🤖 AI Summary
Multimodal large language models (MLLMs) suffer from object hallucination—incorrectly identifying non-existent objects in images. Existing static benchmarks fail to uncover model-specific or previously unknown vulnerabilities. This paper introduces GHOST, the first fully automated, human-free hallucination induction framework. GHOST employs black-box optimization of image embeddings to guide conditional diffusion models in generating visually natural yet subtly misleading images, enabling targeted stress-testing of MLLMs. The method supports both diagnostic analysis and mitigation, and enables cross-model transferable attacks. Evaluated on mainstream MLLMs, GHOST achieves an average hallucination success rate of 28.1%, substantially surpassing prior approaches (~1%). For cross-model attacks—e.g., against GPT-4o—the success rate reaches 66.5%. Human evaluation confirms that generated images are high-quality and contain no target objects, validating their stealth and efficacy.
📝 Abstract
Object hallucination in Multimodal Large Language Models (MLLMs) is a persistent failure mode that causes the model to perceive objects absent in the image.
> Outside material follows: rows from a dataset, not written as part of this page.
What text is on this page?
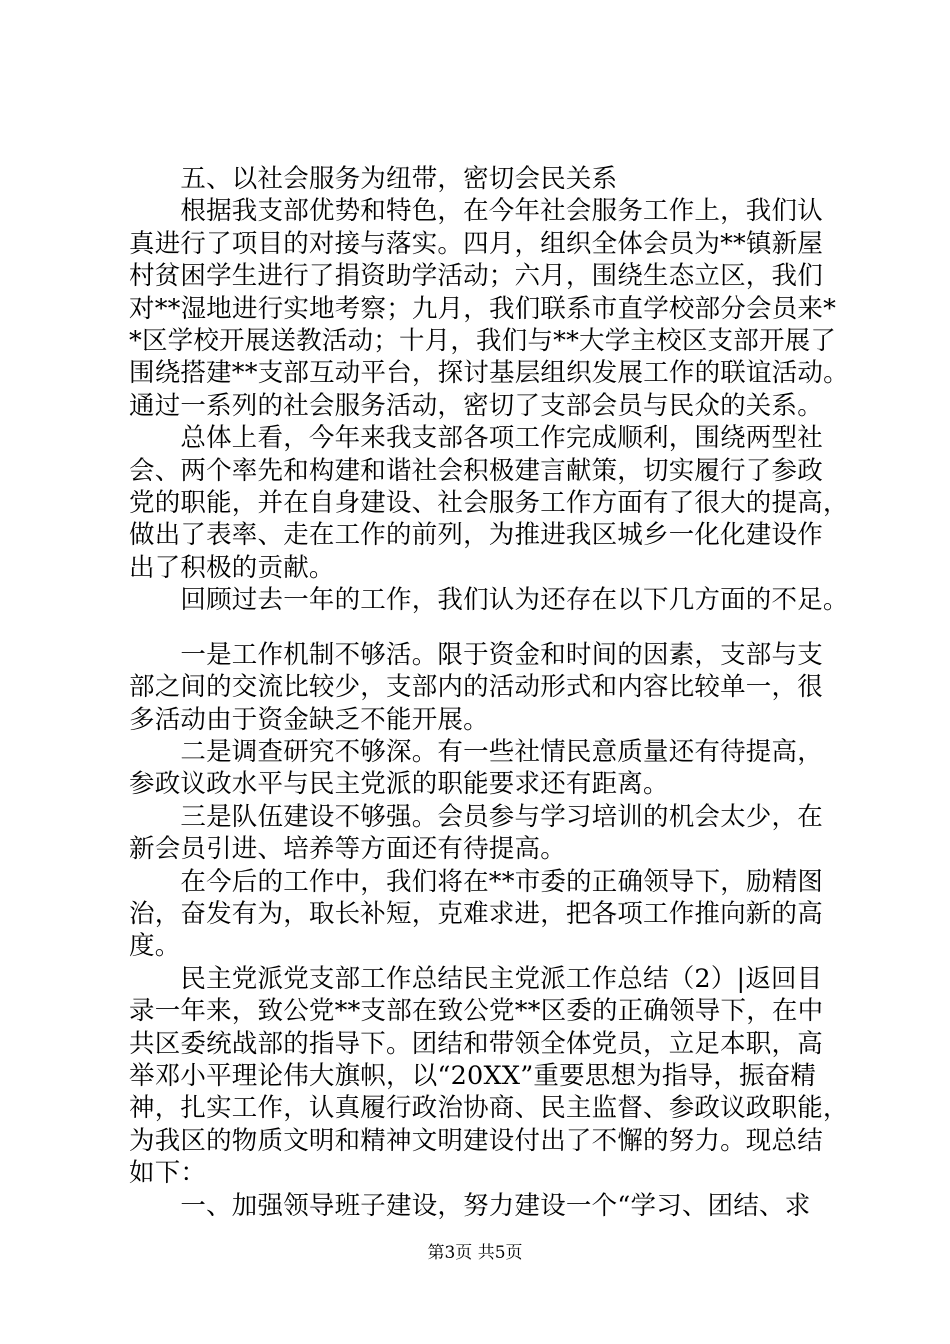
　　五、以社会服务为纽带，密切会民关系
　　根据我支部优势和特色，在今年社会服务工作上，我们认
真进行了项目的对接与落实。四月，组织全体会员为**镇新屋
村贫困学生进行了捐资助学活动；六月，围绕生态立区，我们
对**湿地进行实地考察；九月，我们联系市直学校部分会员来*
*区学校开展送教活动；十月，我们与**大学主校区支部开展了
围绕搭建**支部互动平台，探讨基层组织发展工作的联谊活动。
通过一系列的社会服务活动，密切了支部会员与民众的关系。
　　总体上看，今年来我支部各项工作完成顺利，围绕两型社
会、两个率先和构建和谐社会积极建言献策，切实履行了参政
党的职能，并在自身建设、社会服务工作方面有了很大的提高，
做出了表率、走在工作的前列，为推进我区城乡一化化建设作
出了积极的贡献。
　　回顾过去一年的工作，我们认为还存在以下几方面的不足。
　　一是工作机制不够活。限于资金和时间的因素，支部与支
部之间的交流比较少，支部内的活动形式和内容比较单一，很
多活动由于资金缺乏不能开展。
　　二是调查研究不够深。有一些社情民意质量还有待提高，
参政议政水平与民主党派的职能要求还有距离。
　　三是队伍建设不够强。会员参与学习培训的机会太少，在
新会员引进、培养等方面还有待提高。
　　在今后的工作中，我们将在**市委的正确领导下，励精图
治，奋发有为，取长补短，克难求进，把各项工作推向新的高
度。
　　民主党派党支部工作总结民主党派工作总结（2）|返回目
录一年来，致公党**支部在致公党**区委的正确领导下，在中
共区委统战部的指导下。团结和带领全体党员，立足本职，高
举邓小平理论伟大旗帜，以“20XX”重要思想为指导，振奋精
神，扎实工作，认真履行政治协商、民主监督、参政议政职能，
为我区的物质文明和精神文明建设付出了不懈的努力。现总结
如下：
　　一、加强领导班子建设，努力建设一个“学习、团结、求
第3页 共5页
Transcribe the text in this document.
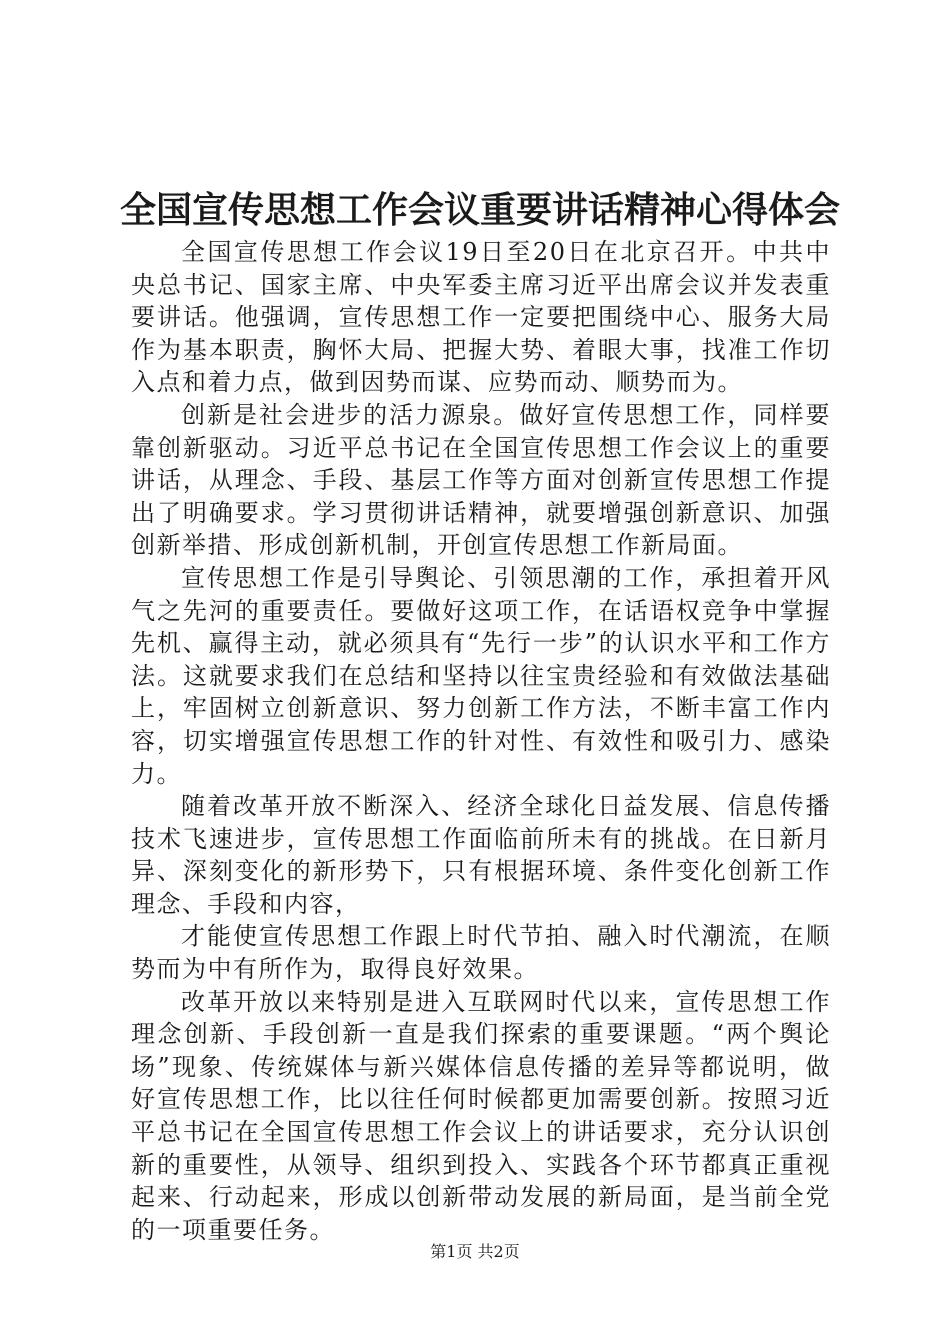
全国宣传思想工作会议重要讲话精神心得体会

全国宣传思想工作会议19日至20日在北京召开。中共中央总书记、国家主席、中央军委主席习近平出席会议并发表重要讲话。他强调，宣传思想工作一定要把围绕中心、服务大局作为基本职责，胸怀大局、把握大势、着眼大事，找准工作切入点和着力点，做到因势而谋、应势而动、顺势而为。

创新是社会进步的活力源泉。做好宣传思想工作，同样要靠创新驱动。习近平总书记在全国宣传思想工作会议上的重要讲话，从理念、手段、基层工作等方面对创新宣传思想工作提出了明确要求。学习贯彻讲话精神，就要增强创新意识、加强创新举措、形成创新机制，开创宣传思想工作新局面。

宣传思想工作是引导舆论、引领思潮的工作，承担着开风气之先河的重要责任。要做好这项工作，在话语权竞争中掌握先机、赢得主动，就必须具有“先行一步”的认识水平和工作方法。这就要求我们在总结和坚持以往宝贵经验和有效做法基础上，牢固树立创新意识、努力创新工作方法，不断丰富工作内容，切实增强宣传思想工作的针对性、有效性和吸引力、感染力。

随着改革开放不断深入、经济全球化日益发展、信息传播技术飞速进步，宣传思想工作面临前所未有的挑战。在日新月异、深刻变化的新形势下，只有根据环境、条件变化创新工作理念、手段和内容，

才能使宣传思想工作跟上时代节拍、融入时代潮流，在顺势而为中有所作为，取得良好效果。

改革开放以来特别是进入互联网时代以来，宣传思想工作理念创新、手段创新一直是我们探索的重要课题。“两个舆论场”现象、传统媒体与新兴媒体信息传播的差异等都说明，做好宣传思想工作，比以往任何时候都更加需要创新。按照习近平总书记在全国宣传思想工作会议上的讲话要求，充分认识创新的重要性，从领导、组织到投入、实践各个环节都真正重视起来、行动起来，形成以创新带动发展的新局面，是当前全党的一项重要任务。

第1页 共2页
This weakness of MLLMs is currently studied using static benchmarks with fixed visual scenarios, which preempts the possibility of uncovering model-specific or unanticipated hallucination vulnerabilities. We introduce GHOST (Generating Hallucinations via Optimizing Stealth Tokens), a method designed to stress-test MLLMs by actively generating images that induce hallucination. GHOST is fully automatic and requires no human supervision or prior knowledge. It operates by optimizing in the image embedding space to mislead the model while keeping the target object absent, and then guiding a diffusion model conditioned on the embedding to generate natural-looking images. The resulting images remain visually natural and close to the original input, yet introduce subtle misleading cues that cause the model to hallucinate. We evaluate our method across a range of models, including reasoning models like GLM-4.1V-Thinking, and achieve a hallucination success rate exceeding 28%, compared to around 1% in prior data-driven discovery methods. We confirm that the generated images are both high-quality and object-free through quantitative metrics and human evaluation. Also, GHOST uncovers transferable vulnerabilities: images optimized for Qwen2.5-VL induce hallucinations in GPT-4o at a 66.5% rate. Finally, we show that fine-tuning on our images mitigates hallucination, positioning GHOST as both a diagnostic and corrective tool for building more reliable multimodal systems.